She looked distressed. "Oh, do you think so?" she said. "But anyhow I can't tell you. I can only tell you up to where the Secret comes in, and then—if I never see you again, you can think about it; and any time you write to me for the Secret, I'll send it to you to help you when you need it most."
"I need it now," he urged.
"No, you don't," she answered. "I thought I needed it right away, but I wouldn't have understood it or believed it if I'd heard it then." And she told him how it was whispered to her, after she had been kind to the man of many millions.
"And does it work?" he asked, laughing at her story of the toast and tea.
"I don't know, yet," she admitted, "I'm just trying it. That's another reason I can't tell you now.
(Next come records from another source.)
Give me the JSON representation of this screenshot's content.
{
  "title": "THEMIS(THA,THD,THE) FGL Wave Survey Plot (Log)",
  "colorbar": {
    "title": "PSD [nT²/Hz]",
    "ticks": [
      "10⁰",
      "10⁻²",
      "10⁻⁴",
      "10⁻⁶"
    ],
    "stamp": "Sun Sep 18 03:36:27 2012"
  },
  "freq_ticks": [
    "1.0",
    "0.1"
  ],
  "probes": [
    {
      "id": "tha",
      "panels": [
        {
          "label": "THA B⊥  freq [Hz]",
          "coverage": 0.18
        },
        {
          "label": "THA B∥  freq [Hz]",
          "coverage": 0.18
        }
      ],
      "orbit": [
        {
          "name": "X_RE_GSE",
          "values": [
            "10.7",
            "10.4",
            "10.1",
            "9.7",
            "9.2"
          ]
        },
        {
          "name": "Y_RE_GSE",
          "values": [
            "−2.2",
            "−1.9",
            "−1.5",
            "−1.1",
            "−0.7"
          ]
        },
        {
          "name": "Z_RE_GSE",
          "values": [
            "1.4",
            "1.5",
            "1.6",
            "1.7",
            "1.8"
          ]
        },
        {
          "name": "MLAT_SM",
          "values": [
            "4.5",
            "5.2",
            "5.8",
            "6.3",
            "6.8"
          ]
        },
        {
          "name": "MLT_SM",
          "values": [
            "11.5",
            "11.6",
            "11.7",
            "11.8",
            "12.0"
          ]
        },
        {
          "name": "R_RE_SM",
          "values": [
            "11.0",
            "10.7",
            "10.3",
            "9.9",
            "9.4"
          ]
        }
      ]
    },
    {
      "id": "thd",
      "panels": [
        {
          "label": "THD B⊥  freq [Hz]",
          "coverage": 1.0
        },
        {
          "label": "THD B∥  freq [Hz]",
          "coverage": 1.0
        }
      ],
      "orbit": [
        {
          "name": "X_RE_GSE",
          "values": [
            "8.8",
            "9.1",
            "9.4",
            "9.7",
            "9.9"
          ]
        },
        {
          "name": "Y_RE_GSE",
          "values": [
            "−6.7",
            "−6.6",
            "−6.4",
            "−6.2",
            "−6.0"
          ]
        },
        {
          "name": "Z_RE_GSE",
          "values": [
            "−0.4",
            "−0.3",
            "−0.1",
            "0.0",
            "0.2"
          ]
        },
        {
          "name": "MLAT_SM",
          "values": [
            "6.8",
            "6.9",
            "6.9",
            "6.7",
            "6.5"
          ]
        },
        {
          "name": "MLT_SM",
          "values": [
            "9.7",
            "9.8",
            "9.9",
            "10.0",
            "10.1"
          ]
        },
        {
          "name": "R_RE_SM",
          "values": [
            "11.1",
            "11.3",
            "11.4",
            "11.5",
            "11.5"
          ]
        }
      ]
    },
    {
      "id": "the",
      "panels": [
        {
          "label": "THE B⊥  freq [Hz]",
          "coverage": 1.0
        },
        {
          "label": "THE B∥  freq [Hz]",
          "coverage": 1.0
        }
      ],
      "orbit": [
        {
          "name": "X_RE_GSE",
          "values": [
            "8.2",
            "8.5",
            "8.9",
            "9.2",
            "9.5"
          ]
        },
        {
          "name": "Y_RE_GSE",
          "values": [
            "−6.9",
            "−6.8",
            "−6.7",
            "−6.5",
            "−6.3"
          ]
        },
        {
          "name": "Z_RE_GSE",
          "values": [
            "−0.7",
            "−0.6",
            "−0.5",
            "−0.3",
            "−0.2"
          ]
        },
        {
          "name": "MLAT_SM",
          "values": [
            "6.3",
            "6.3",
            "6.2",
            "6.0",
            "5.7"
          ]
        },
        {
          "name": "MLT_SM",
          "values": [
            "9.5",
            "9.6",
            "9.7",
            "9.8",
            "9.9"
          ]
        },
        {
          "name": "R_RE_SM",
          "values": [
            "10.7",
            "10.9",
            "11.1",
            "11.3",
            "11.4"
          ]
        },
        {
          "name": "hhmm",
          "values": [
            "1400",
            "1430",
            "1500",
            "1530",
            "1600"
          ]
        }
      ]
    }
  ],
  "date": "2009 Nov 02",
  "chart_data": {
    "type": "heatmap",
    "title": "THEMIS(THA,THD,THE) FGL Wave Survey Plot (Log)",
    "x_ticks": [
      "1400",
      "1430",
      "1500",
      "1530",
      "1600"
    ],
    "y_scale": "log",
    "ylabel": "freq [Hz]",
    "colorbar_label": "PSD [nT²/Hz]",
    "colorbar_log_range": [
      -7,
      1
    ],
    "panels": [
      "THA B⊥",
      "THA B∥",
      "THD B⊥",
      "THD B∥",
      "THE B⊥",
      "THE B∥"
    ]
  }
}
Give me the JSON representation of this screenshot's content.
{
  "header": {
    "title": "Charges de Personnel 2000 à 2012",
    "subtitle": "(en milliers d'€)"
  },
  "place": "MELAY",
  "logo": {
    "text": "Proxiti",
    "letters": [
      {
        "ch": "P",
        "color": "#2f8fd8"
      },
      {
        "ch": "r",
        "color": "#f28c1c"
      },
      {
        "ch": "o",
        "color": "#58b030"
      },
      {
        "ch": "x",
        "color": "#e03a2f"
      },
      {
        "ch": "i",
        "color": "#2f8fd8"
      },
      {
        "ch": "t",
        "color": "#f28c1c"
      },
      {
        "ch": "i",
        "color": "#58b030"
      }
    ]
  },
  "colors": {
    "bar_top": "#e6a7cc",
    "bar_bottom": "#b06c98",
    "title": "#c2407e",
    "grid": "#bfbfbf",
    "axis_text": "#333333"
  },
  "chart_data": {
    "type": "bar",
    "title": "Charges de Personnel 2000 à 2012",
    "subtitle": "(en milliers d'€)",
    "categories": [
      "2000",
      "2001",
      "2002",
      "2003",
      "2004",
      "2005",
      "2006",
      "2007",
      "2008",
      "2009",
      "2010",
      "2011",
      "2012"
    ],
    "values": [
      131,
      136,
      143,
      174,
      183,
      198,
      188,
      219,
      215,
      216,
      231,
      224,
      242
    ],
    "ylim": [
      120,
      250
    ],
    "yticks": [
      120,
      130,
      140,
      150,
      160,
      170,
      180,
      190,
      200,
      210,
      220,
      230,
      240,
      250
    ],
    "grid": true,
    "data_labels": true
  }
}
I have to wait until I've tried it thoroughly."
"You're a nice, modest young person from the backwoods," laughed Godmother when they were going home, "selecting the largest, livest lion of the evening and running off with him to the safe shelter of the hall."
"Lion?" said Mary Alice, wonderingly. "What lion?"
"The young man you kept so shamelessly to yourself nearly all evening."
"I didn't know he was any kind of a lion," apologized Mary Alice, humbly. "He just seemed to be——" She stopped, and her eyes danced delightedly. "I was trying the Secret on him," she went on, "and I believe it worked."
"I think it must have," said Godmother, "for he came up to me, before I left, and exhibited all the signs of a gentleman who wants to be asked to call. So I invited him to come in to-morrow for a cup of tea."